Bonsai chrysanthemums are actually started in autumn, from stolon growth (small shoots) at the base of a plant. That small growth is what is trained for the following year’s bonsai, NOT the original cutting. This technique creates a great lower trunk and surface root system. During the summer growing season the chrysanthemums are transplanted MONTHLY and wired and unwired several times. If successful in developing a bonsai chrysanthemum bonsai they will present you with beautiful small colorful flowers for perhaps a month. Mostly the bonsai chrysanthemums seen in Japan are one year trees.
Bonsai chrysanthemums are extremely labor intensive and difficult to overwinter. They do not overwinter well, and when they do, I have discovered, are not as vigorous as one-year old plants.
As I have grown up the bonsai community I have learned that my time is too valuable to create a bonsai which can only be enjoyed for one year. I want to develop a bonsai which can be kept and appreciated for many years, decades.
So, currently I’m not training bonsai chrysanthemums. However, I am growing another chrysanthemum for bonsai which is long lived. The Nippon Daisy, Chrysanthemum nipponicum, is a woody perennial which is winter hardy in the Upstate New York area and develops great trunks, old bark and bright pure white, daisy-like flowers in autumn. The flower stems are a bit long, but attractive. Recently the Nippon Daisy chrysanthemum has been reclassified as Nipponathemum nipponicum.

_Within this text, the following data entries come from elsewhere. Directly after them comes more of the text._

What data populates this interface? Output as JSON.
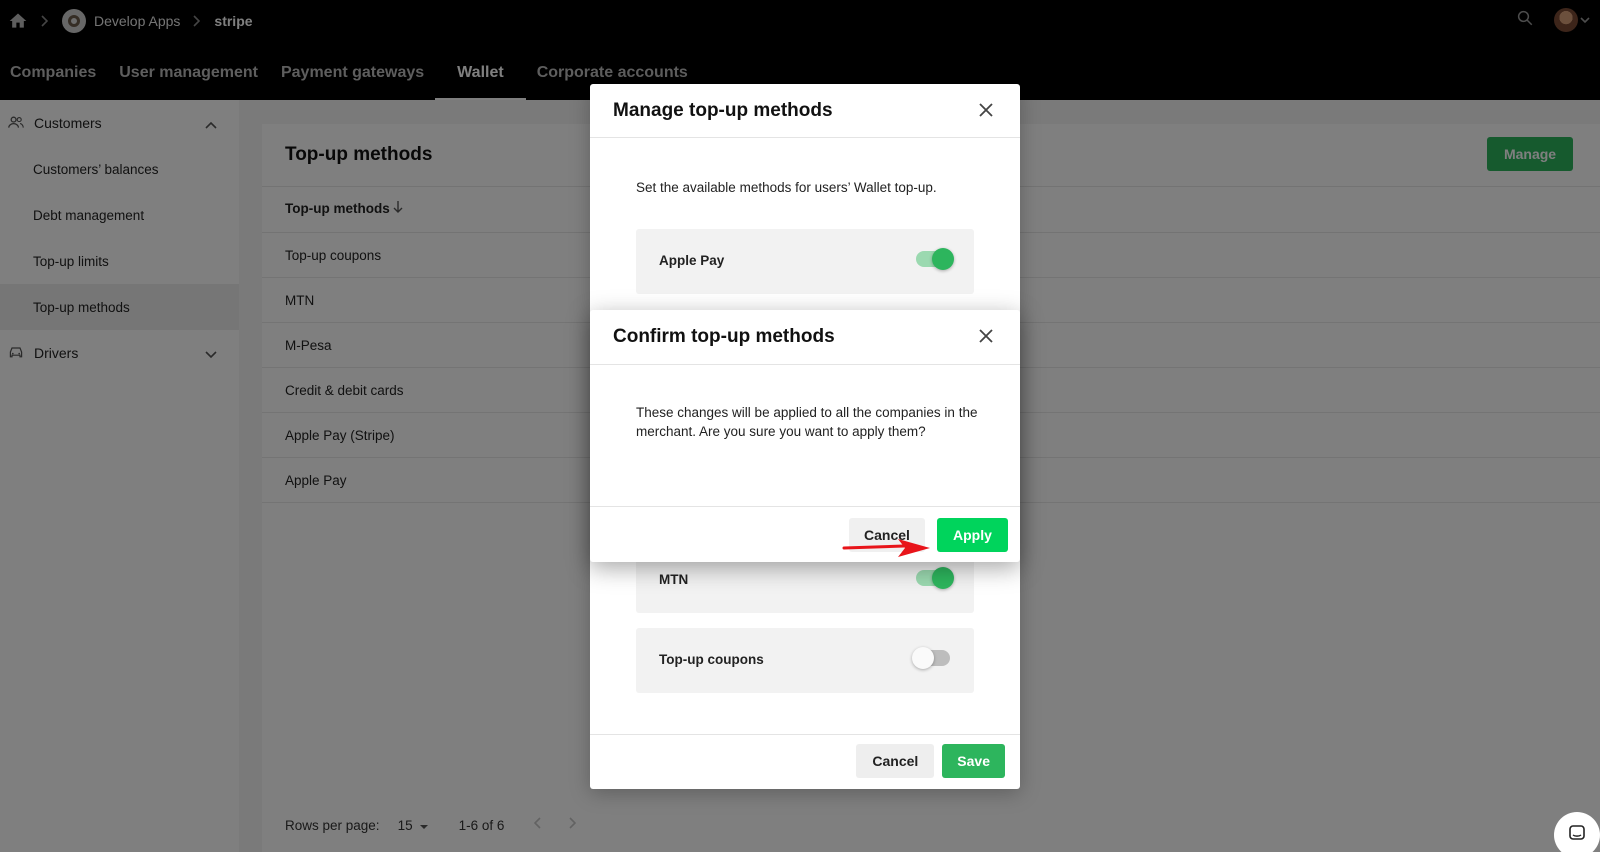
{
  "breadcrumb": {
    "app": "Develop Apps",
    "current": "stripe"
  },
  "nav_tabs": [
    {
      "label": "Companies"
    },
    {
      "label": "User management"
    },
    {
      "label": "Payment gateways"
    },
    {
      "label": "Wallet"
    },
    {
      "label": "Corporate accounts"
    }
  ],
  "sidebar": {
    "customers_label": "Customers",
    "items": [
      {
        "label": "Customers’ balances"
      },
      {
        "label": "Debt management"
      },
      {
        "label": "Top-up limits"
      },
      {
        "label": "Top-up methods"
      }
    ],
    "drivers_label": "Drivers"
  },
  "main": {
    "title": "Top-up methods",
    "manage_label": "Manage",
    "column_header": "Top-up methods",
    "rows": [
      "Top-up coupons",
      "MTN",
      "M-Pesa",
      "Credit & debit cards",
      "Apple Pay (Stripe)",
      "Apple Pay"
    ],
    "pagination": {
      "rows_per_page_label": "Rows per page:",
      "rows_per_page": "15",
      "range": "1-6 of 6"
    }
  },
  "manage_modal": {
    "title": "Manage top-up methods",
    "description": "Set the available methods for users’ Wallet top-up.",
    "methods": [
      {
        "label": "Apple Pay",
        "enabled": true
      },
      {
        "label": "MTN",
        "enabled": true
      },
      {
        "label": "Top-up coupons",
        "enabled": false
      }
    ],
    "cancel_label": "Cancel",
    "save_label": "Save"
  },
  "confirm_modal": {
    "title": "Confirm top-up methods",
    "message": "These changes will be applied to all the companies in the merchant. Are you sure you want to apply them?",
    "cancel_label": "Cancel",
    "apply_label": "Apply"
  },
  "colors": {
    "primary_green": "#2db55d",
    "apply_green": "#00d45c",
    "annotation_arrow": "#e8141a"
  }
}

Yuji Yoshimura next to his Nippon Daisy chrysanthemum bonsai.
My Nippon Daisy chrysanthemum originally came from Yuji Yoshimura who imported a plant from his father’s Tokyo bonsai garden in the early 1960s. The original plant was started in the 1950s so it must be 70 years old now. When I purchased the bonsai at Mr. Yoshimura’s auction in 1995 it had three trunks.

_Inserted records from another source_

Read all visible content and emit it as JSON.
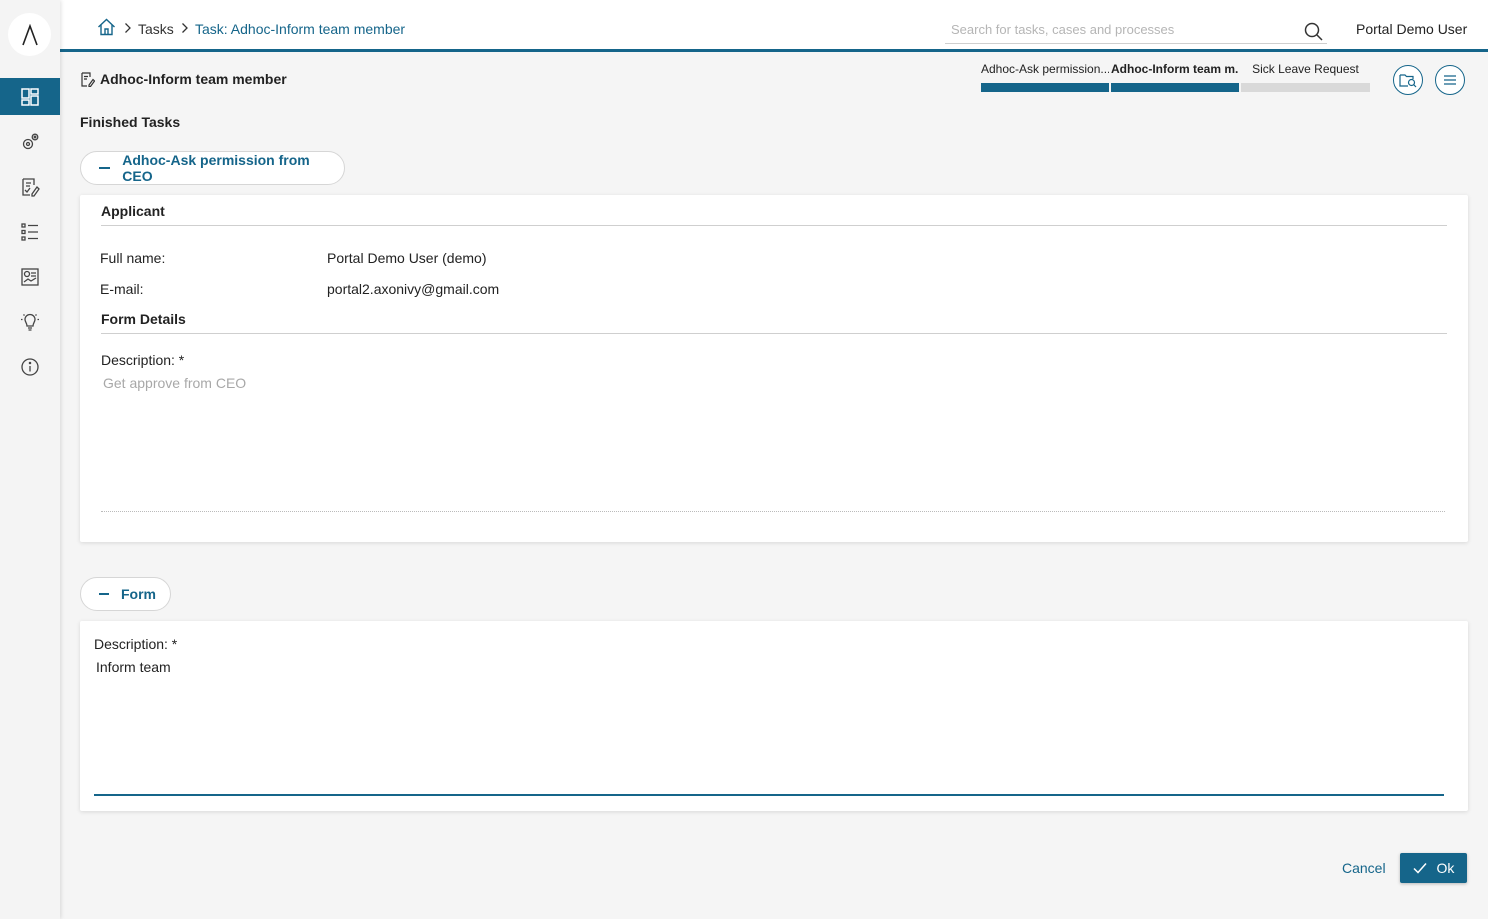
{
  "colors": {
    "primary": "#15658a",
    "step_done": "#15658a",
    "step_pending": "#d9d9d9",
    "sidebar_bg": "#f4f4f4"
  },
  "sidebar": {
    "logo_icon": "axon-ivy-logo",
    "items": [
      {
        "icon": "dashboard-icon",
        "active": true
      },
      {
        "icon": "processes-gear-icon",
        "active": false
      },
      {
        "icon": "tasks-icon",
        "active": false
      },
      {
        "icon": "cases-list-icon",
        "active": false
      },
      {
        "icon": "statistics-icon",
        "active": false
      },
      {
        "icon": "lightbulb-icon",
        "active": false
      },
      {
        "icon": "info-icon",
        "active": false
      }
    ]
  },
  "header": {
    "breadcrumb": {
      "home_icon": "home-icon",
      "tasks": "Tasks",
      "current": "Task: Adhoc-Inform team member"
    },
    "search": {
      "placeholder": "Search for tasks, cases and processes",
      "value": ""
    },
    "user_name": "Portal Demo User"
  },
  "task": {
    "title": "Adhoc-Inform team member",
    "steps": [
      {
        "label": "Adhoc-Ask permission...",
        "state": "done"
      },
      {
        "label": "Adhoc-Inform team m...",
        "state": "current"
      },
      {
        "label": "Sick Leave Request",
        "state": "pending"
      }
    ],
    "actions": {
      "case_details_icon": "case-details-icon",
      "menu_icon": "menu-icon"
    }
  },
  "finished_tasks": {
    "heading": "Finished Tasks",
    "panel_toggle_label": "Adhoc-Ask permission from CEO",
    "applicant": {
      "heading": "Applicant",
      "full_name_label": "Full name:",
      "full_name_value": "Portal Demo User (demo)",
      "email_label": "E-mail:",
      "email_value": "portal2.axonivy@gmail.com"
    },
    "form_details": {
      "heading": "Form Details",
      "description_label": "Description:  *",
      "description_value": "Get approve from CEO"
    }
  },
  "form": {
    "panel_toggle_label": "Form",
    "description_label": "Description:  *",
    "description_value": "Inform team"
  },
  "footer": {
    "cancel_label": "Cancel",
    "ok_label": "Ok"
  }
}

The lowest branch developed into a cascade bonsai in 2012.
I removed the left trunk and developed it into a cascade style bonsai which continues to flower and presents an aged appearance. Several other plants have been developed from trunk sections, all trained in the cascade style.

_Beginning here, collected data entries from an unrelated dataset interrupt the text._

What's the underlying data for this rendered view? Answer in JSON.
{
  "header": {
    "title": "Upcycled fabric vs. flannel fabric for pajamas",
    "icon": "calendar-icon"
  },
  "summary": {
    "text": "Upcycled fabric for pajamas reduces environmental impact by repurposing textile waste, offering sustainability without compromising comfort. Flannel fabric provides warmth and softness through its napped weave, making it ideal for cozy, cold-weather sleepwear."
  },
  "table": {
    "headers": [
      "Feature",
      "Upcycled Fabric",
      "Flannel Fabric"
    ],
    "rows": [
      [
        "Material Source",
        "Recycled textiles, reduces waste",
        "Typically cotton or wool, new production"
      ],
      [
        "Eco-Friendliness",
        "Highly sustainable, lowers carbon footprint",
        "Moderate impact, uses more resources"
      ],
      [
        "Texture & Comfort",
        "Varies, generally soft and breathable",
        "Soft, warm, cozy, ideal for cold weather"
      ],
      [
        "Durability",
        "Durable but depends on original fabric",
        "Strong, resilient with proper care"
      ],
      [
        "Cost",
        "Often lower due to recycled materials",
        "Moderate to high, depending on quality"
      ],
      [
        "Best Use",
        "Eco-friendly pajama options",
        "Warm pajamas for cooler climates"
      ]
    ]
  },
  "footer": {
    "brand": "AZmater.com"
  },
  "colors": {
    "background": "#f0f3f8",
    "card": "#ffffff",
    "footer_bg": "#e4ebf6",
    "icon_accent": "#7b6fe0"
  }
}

After I removed the left lower trunk the remaining two trunks were trained into a stunning twin trunk bonsai. Through the decades the smaller left trunk rotted away and a single trunk bonsai was developed. It is planted in a rather unusual Japanese Tokoname-ware container which was a wedding gift from Hiro Yamaji.
The left trunk rotted away, don’t forget its 70 years old!
The Nippon Daisy chrysanthemum is easy to root and grows great in the garden. In fact, heavy clay soil promotes rapid trunk thickening. Only a yearly spring trimming to keep the plant growing with only one trunk is all that is necessary. In three to five years it is easy to get a 2-3” trunk. Then the plant is dug and branches can be developed to form a bonsai in a container.
Old bark quickly develops.
They grow quite quickly and are trimmed several times during the growing season. However, I try to stop trimming in July or August to allow the plant to set flower buds. Usually I repot them in early to mid-summer when I have time. They prefer deeper containers because the thick leather-like foliage is heavy and demands quite a bit of water. Often I have the container sitting in a shallow saucer of water. Normally, my Nippon Daisy chrysanthemums blossom in late-October to mid-November. After flowering the small twigs are usually pruned leaving only the major branching. Thus branching is easily developed the following year.
I promise to share photos of the colorful maple bonsai in my garden soon.